Les effets positifs d’une aug­mentation substantielle du salaire minimum dépassent l’amélioration des conditions de travail et de vie des 148 000 travailleuses et travailleurs au salaire minimum. Cette augmentation améliore aussi la condition des personnes qui gagnent un salaire plus élevé que le salaire minimum, mais qui sont tout de même pauvres. Environ 30 % des personnes qui gagnent le salaire minimum sont le soutien principal de leur famille et 30 % des personnes qui travaillent à temps plein pour un salaire horaire de moins de 10 $ font partie des ménages pauvres.

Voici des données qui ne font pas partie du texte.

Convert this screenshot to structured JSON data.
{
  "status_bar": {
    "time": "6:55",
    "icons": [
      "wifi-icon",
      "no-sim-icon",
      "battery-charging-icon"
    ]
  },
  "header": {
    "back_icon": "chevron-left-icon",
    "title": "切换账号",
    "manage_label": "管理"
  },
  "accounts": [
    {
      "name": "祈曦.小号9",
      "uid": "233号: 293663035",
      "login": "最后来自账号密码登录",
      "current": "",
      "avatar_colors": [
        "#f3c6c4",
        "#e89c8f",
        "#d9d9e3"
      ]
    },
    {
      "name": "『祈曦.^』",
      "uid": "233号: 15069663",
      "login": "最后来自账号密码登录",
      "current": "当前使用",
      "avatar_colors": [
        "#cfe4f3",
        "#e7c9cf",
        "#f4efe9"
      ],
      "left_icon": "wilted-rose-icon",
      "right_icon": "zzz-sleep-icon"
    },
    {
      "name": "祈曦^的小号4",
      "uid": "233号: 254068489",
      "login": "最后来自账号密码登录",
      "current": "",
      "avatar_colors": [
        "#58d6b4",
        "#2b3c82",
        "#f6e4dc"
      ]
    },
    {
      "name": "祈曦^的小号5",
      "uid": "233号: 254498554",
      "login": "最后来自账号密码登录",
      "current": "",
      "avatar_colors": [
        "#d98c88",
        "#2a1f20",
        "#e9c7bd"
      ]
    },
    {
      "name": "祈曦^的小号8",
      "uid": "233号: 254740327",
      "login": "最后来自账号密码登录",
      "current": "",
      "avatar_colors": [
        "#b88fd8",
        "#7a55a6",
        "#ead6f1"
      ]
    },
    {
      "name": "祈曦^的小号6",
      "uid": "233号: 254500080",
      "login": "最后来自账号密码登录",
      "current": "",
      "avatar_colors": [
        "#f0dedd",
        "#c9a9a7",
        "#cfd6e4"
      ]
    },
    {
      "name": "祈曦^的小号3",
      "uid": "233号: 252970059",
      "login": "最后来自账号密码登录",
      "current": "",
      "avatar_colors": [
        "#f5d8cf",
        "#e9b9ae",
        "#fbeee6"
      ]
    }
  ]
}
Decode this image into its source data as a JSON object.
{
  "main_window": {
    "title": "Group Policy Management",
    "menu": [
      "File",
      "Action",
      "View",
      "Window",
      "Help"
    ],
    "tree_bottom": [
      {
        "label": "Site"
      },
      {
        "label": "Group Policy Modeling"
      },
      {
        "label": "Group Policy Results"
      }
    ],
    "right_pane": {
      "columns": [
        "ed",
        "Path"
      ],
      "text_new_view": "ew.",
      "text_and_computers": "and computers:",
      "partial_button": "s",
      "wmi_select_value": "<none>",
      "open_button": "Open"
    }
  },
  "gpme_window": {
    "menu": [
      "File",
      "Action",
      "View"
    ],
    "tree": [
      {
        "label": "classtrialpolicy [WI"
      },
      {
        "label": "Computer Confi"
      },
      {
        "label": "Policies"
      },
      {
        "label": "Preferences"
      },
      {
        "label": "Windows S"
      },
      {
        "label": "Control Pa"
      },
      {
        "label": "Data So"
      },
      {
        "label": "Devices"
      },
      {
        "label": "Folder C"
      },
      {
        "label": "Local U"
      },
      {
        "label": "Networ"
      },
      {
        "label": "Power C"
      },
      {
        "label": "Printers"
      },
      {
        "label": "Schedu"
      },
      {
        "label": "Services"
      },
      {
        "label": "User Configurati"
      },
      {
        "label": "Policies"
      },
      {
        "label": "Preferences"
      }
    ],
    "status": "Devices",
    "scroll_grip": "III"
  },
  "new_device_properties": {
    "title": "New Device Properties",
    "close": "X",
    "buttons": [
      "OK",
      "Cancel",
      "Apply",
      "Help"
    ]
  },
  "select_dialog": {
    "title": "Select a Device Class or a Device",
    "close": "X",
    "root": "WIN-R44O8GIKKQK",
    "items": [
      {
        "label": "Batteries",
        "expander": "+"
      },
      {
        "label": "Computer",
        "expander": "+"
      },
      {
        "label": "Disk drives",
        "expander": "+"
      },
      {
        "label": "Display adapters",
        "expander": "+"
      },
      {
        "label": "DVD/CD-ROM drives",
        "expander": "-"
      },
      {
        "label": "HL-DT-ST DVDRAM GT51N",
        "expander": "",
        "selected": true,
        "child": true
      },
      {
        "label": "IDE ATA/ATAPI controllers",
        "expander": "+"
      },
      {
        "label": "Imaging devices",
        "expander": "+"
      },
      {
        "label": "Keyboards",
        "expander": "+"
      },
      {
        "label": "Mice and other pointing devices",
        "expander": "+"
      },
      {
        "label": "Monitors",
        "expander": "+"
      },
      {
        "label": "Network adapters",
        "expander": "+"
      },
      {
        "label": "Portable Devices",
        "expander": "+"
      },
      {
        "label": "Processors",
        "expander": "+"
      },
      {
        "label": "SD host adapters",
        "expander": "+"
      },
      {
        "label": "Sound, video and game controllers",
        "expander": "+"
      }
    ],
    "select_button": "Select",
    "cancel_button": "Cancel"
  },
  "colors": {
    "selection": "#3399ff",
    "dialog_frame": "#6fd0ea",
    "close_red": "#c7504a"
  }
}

Le patronat et le gouvernement nous rabattent les oreilles avec un discours qui glorifie les mérites des bas salaires pour contrer la concurrence et la com­pétitivité. Pourtant, l’Ontario, la province voisine qui sert sou­vent de référence, vient d’an­noncer que le taux du salaire minimum sera graduellement haussé pour atteindre le taux horaire de 10,25 $ en 2010. Il est temps pour le Québec d’agir d’une manière respon­sable et d’investir dans le capital humain.

Nous revendiquons

Devant la progression du phé­nomène des travailleuses et des travailleurs pauvres, Illusion-Emploi dénonce les faibles sa­laires et revendique :

  • une hausse du salaire minimum au niveau du seuil de pauvreté établi par Statistique Canada ;
  • un mécanisme d’indexation annuelle automatique tenant compte de l’indexation ;
  • l’abolition des exclusions con­tenues dans la Loi sur les nor­mes du travail et l’obligation de verser le salaire minimum à toutes catégories de travailleurs et travailleuses ;
  • l’abolition des suppléments de revenus (ex. prime au tra­vail) qui ne sont pas du salaire et ne donnent aucun des avan­tages du salaire.

*Au moment d’aller sous presse, aucun budget n’avait été adopté.